概要
- ウィンターミュートは、売り圧力が和らぎ機関投資家資金の流入が確認される中、ビットコインが他の資産に対して相対的な強さを示していると分析したと明らかにした。
- ビットコインの現物ETFの純流入が5取引日連続で続き、機関投資家中心のOTC買いと6万ドル台半ばの機関投資家需要の集中が捉えられたと伝えた。
- ただし、7万4000ドルと8万ドルの水準が主要な上値抵抗として作用し得るため、追加の上抜けと需要の確認がなければ本格的な強気相場と見るのは難しいと強調したと伝えた。
期間別予測トレンドレポート



暗号資産マーケットメイカーのウィンターミュートは、足元の市場反発を受けて売り圧力が和らぎ、機関投資家の資金流入が確認されているとの見方を示した。一方で、本格的なトレンド転換と判断するには時期尚早だとする慎重な見解も併せて提示した。

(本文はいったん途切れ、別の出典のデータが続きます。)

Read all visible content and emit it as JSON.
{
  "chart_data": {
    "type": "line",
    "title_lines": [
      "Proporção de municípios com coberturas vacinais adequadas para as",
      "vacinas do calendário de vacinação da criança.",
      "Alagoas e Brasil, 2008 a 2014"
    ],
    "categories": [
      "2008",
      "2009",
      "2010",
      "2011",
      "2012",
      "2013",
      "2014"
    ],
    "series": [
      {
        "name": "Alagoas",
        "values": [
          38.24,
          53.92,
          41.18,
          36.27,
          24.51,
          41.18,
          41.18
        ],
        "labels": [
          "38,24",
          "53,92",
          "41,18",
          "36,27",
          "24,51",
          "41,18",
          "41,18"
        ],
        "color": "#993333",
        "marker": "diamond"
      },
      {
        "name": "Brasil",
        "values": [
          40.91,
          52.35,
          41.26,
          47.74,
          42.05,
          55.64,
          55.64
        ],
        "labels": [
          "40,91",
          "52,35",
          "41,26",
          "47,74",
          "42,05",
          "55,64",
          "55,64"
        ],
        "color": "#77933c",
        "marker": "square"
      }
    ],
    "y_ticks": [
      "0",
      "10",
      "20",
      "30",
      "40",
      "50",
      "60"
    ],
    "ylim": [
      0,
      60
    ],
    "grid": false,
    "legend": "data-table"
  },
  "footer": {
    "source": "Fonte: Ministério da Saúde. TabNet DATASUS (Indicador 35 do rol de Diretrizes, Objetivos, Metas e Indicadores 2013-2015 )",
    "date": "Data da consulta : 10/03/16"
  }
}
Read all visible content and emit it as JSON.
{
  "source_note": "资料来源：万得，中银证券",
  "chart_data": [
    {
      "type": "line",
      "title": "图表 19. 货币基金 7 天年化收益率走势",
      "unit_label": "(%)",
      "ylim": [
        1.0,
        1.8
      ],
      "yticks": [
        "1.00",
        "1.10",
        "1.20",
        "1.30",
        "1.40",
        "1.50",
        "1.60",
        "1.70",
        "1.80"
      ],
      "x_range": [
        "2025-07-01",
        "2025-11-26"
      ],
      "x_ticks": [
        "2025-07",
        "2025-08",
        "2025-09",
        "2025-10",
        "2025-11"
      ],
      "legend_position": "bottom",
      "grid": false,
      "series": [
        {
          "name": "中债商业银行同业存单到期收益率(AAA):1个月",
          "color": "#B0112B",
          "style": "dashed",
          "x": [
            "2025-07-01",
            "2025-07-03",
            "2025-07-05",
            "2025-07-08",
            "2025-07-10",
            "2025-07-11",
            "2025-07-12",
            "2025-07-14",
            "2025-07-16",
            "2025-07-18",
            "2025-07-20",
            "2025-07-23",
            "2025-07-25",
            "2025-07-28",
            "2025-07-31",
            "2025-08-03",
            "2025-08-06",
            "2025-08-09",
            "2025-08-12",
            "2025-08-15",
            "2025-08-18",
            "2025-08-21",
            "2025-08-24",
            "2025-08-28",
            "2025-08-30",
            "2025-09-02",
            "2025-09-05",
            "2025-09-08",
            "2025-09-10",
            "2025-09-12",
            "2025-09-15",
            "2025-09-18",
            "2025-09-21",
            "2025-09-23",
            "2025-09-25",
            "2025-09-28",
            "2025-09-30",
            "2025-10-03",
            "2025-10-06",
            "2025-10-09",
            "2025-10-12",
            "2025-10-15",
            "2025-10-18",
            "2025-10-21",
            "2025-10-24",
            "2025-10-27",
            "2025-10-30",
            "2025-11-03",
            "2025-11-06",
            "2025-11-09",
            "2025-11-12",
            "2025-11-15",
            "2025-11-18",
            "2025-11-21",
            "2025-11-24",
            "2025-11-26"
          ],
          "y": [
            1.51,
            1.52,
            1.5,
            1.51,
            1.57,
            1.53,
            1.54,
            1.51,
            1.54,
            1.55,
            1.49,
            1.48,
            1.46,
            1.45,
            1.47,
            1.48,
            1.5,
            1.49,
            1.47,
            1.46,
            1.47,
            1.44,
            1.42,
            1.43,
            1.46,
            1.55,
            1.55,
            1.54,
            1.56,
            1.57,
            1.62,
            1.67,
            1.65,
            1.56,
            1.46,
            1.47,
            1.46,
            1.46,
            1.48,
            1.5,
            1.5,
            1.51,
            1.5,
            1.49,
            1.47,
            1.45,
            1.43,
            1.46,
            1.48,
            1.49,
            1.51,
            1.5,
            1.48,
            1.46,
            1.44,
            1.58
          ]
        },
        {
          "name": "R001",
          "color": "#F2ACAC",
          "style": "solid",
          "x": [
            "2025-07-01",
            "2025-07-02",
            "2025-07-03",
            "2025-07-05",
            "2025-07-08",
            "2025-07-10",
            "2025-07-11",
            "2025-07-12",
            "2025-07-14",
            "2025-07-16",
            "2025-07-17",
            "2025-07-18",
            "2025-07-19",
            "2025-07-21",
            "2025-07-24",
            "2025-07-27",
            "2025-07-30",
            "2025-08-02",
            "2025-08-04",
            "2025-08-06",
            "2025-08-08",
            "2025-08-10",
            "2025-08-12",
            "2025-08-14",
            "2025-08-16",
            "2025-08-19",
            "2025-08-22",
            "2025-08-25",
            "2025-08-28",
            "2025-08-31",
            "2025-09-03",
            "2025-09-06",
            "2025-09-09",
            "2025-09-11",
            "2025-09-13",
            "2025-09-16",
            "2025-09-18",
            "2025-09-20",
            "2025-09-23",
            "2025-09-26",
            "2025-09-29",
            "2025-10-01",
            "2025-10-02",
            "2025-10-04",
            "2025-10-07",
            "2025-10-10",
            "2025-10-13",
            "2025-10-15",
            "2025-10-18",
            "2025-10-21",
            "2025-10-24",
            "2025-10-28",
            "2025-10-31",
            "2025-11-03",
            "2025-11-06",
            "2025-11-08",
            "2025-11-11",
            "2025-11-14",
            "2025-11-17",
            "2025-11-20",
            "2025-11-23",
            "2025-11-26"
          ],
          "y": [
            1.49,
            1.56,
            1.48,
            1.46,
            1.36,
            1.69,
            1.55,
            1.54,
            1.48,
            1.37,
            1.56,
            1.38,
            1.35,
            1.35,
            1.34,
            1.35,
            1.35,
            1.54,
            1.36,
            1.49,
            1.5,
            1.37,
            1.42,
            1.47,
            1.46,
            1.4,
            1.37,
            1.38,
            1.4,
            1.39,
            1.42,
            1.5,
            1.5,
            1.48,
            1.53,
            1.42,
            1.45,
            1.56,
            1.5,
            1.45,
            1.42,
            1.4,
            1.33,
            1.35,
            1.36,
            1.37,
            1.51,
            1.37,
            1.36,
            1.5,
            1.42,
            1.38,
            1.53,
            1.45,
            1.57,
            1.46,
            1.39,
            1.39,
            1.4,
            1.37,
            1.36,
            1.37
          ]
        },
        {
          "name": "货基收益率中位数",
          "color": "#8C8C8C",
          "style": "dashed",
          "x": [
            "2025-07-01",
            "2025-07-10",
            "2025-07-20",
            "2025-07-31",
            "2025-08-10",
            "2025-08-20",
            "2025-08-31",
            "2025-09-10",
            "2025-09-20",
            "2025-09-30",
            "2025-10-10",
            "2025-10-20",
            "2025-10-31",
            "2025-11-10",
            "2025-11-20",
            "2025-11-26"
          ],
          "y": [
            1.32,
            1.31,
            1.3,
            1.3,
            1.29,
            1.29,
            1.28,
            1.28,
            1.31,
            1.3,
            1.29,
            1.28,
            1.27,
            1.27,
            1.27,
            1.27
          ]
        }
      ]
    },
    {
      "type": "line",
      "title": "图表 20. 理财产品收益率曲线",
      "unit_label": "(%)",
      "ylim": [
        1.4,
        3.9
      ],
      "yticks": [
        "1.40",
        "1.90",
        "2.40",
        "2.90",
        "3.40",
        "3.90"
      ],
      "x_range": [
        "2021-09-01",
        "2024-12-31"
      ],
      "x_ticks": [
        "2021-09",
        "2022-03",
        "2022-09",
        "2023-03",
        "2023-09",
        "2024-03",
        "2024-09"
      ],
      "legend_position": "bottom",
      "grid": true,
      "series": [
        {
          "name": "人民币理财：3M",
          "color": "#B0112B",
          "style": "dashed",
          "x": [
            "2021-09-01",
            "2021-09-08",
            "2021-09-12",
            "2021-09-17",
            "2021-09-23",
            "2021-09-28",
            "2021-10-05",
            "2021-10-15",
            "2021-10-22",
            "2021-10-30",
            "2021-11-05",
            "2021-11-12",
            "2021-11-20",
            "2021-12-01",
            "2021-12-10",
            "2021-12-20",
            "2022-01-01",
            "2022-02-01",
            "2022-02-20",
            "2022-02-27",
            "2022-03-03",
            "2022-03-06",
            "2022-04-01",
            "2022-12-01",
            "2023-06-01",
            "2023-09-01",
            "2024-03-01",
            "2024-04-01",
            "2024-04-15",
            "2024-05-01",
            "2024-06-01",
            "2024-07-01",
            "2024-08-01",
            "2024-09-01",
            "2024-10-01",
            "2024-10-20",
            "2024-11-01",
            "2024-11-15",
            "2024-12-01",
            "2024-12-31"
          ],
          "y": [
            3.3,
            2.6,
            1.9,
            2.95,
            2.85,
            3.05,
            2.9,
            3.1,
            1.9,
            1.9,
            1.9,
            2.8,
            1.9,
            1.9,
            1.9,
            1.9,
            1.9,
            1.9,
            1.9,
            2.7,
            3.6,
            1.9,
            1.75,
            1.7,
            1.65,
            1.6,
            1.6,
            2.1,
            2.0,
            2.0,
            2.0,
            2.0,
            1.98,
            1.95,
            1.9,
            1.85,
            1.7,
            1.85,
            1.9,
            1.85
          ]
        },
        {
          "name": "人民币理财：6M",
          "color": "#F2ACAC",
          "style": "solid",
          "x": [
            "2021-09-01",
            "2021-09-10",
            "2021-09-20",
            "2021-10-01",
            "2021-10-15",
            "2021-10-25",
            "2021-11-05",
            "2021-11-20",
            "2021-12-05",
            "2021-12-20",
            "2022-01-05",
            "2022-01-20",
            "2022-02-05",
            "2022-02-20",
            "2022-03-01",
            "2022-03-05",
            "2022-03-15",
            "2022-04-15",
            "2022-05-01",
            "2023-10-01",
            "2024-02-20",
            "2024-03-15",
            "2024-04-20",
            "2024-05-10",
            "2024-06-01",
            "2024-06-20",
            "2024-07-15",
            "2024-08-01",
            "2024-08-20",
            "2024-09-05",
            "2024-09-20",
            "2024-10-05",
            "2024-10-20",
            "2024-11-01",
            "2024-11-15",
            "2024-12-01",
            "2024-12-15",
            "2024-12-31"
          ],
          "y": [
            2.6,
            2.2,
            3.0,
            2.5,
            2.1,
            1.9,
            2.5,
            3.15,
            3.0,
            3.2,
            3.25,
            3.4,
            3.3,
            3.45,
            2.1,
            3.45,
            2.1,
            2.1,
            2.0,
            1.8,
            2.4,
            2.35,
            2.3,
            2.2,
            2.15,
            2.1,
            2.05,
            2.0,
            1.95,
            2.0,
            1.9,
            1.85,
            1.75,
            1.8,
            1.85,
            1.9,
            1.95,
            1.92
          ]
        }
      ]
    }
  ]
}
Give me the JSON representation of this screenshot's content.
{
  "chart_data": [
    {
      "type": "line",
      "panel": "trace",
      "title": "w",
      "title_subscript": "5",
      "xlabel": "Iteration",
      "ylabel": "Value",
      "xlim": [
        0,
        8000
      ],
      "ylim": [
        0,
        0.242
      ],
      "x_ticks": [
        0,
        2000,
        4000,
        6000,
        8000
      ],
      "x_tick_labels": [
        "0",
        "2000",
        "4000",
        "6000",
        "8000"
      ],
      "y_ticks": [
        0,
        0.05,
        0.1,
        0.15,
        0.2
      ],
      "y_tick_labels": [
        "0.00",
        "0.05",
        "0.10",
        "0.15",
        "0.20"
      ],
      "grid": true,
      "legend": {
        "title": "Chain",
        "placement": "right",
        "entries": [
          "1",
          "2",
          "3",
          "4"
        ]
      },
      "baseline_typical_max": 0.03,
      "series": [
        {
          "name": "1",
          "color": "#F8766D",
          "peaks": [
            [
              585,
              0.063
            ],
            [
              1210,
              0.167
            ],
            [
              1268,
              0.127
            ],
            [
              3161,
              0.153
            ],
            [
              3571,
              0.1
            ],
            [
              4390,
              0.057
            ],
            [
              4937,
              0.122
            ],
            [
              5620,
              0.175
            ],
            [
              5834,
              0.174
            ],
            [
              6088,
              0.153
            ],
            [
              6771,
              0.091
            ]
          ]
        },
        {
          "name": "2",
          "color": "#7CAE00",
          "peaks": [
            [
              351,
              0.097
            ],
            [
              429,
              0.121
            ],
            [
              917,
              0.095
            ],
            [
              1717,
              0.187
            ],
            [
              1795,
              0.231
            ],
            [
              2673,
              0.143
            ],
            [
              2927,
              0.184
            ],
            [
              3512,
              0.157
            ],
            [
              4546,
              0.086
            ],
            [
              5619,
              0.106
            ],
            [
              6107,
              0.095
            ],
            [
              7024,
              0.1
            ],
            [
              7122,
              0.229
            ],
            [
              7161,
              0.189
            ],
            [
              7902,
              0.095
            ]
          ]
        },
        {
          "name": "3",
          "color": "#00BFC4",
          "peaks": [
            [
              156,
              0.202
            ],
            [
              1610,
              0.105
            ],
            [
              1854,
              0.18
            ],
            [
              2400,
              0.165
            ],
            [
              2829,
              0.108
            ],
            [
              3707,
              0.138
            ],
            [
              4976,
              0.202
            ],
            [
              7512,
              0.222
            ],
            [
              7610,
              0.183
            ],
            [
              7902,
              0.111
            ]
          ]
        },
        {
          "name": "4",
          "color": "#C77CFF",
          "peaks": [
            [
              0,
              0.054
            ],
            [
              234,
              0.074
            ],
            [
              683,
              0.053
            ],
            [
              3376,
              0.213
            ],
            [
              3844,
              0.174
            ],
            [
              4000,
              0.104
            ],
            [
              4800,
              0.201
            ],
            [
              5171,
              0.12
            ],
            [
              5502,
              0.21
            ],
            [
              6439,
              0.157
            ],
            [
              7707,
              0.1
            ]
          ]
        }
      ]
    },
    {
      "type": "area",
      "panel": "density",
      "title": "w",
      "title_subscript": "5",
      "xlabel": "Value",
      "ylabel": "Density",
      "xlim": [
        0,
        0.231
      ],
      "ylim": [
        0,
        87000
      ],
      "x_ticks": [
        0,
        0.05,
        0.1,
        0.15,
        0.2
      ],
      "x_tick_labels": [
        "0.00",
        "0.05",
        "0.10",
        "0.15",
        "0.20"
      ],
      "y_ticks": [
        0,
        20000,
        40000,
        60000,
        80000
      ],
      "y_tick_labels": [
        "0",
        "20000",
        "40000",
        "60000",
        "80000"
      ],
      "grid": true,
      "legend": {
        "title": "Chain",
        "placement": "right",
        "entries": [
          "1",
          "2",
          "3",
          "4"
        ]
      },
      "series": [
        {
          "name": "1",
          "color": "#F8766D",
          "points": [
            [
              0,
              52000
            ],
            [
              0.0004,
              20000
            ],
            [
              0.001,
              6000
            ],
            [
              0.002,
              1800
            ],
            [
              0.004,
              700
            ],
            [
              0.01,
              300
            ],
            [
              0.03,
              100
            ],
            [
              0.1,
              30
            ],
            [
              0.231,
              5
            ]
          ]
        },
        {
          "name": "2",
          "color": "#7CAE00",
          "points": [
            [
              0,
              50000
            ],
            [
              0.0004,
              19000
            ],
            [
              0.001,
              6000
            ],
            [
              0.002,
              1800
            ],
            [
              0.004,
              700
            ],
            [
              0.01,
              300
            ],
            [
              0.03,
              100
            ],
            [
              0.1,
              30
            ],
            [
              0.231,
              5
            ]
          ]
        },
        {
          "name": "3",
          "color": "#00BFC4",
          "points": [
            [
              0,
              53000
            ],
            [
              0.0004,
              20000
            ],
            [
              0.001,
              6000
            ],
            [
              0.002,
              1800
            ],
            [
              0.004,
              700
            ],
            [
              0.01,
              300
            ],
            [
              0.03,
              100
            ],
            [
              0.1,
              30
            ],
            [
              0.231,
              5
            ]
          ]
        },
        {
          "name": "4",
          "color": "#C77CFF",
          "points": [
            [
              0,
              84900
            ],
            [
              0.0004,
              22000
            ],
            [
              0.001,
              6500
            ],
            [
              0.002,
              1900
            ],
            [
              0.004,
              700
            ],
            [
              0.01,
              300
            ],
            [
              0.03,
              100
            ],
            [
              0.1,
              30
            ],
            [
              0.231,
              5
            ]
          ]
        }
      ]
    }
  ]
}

17日、暗号資産(仮想通貨)専門メディアによると、ウィンターミュートは最近のレポートで「中東の緊張とスタグフレーション懸念の中でも、暗号資産市場は主要資産に対して相対的な強さを示した」と分析した。
レポートは、中東地域の紛争が長期化する兆しを見せ、国際原油価格の上昇とインフレ圧力を同時に刺激していると説明した。これにより市場では年内利下げ期待が後退し、金融政策の不確実性が拡大している状況だ。
こうした環境下で、ビットコインは他の資産に比べ相対的に底堅い値動きを示した。ウィンターミュートは「伝統的資産がボラティリティに見舞われる中、ビットコインが代替資産として注目されている」と評価した。
オンチェーンおよび需給面では、構造的な改善シグナルが捉えられた。コインベース・プレミアムの正常化に伴い継続的な売り圧力が和らいだほか、ビットコイン現物上場投資信託(ETF)は5取引日連続で純流入を記録した。機関投資家中心の店頭取引(OTC)でも買いが拡大したことが示された。
とりわけ、ビットコイン価格が6万ドル台半ばの水準で機関投資家の需要が集中する動きが確認され、個人投資家は相対的に様子見姿勢を維持していると分析された。デリバティブ市場でもボラティリティが低下する中で価格が上昇する「健全な上昇構造」が形成されているとの評価だ。
ただしウィンターミュートは、現時点を本格的な強気相場と断定するのは難しいと強調した。「売り圧力はかなりの部分で解消されたが、トレンド転換を確認するには追加の上抜けと需要の確認が必要だ」と説明した。
続けて「7万4000ドルと8万ドルの水準が主要な上値抵抗として作用し得る」とし、「中央銀行の政策方向とエネルギー価格の動きが今後の市場の重要変数だ」と付け加えた。
ウィンターミュートは「現在の市場は初期の弱気局面を経て反発の土台が形成される段階にある」とした上で、「機関投資家の買いと地政学的要因に伴う『ハードアセット』のナラティブがビットコインにポジティブに作用している」と分析した。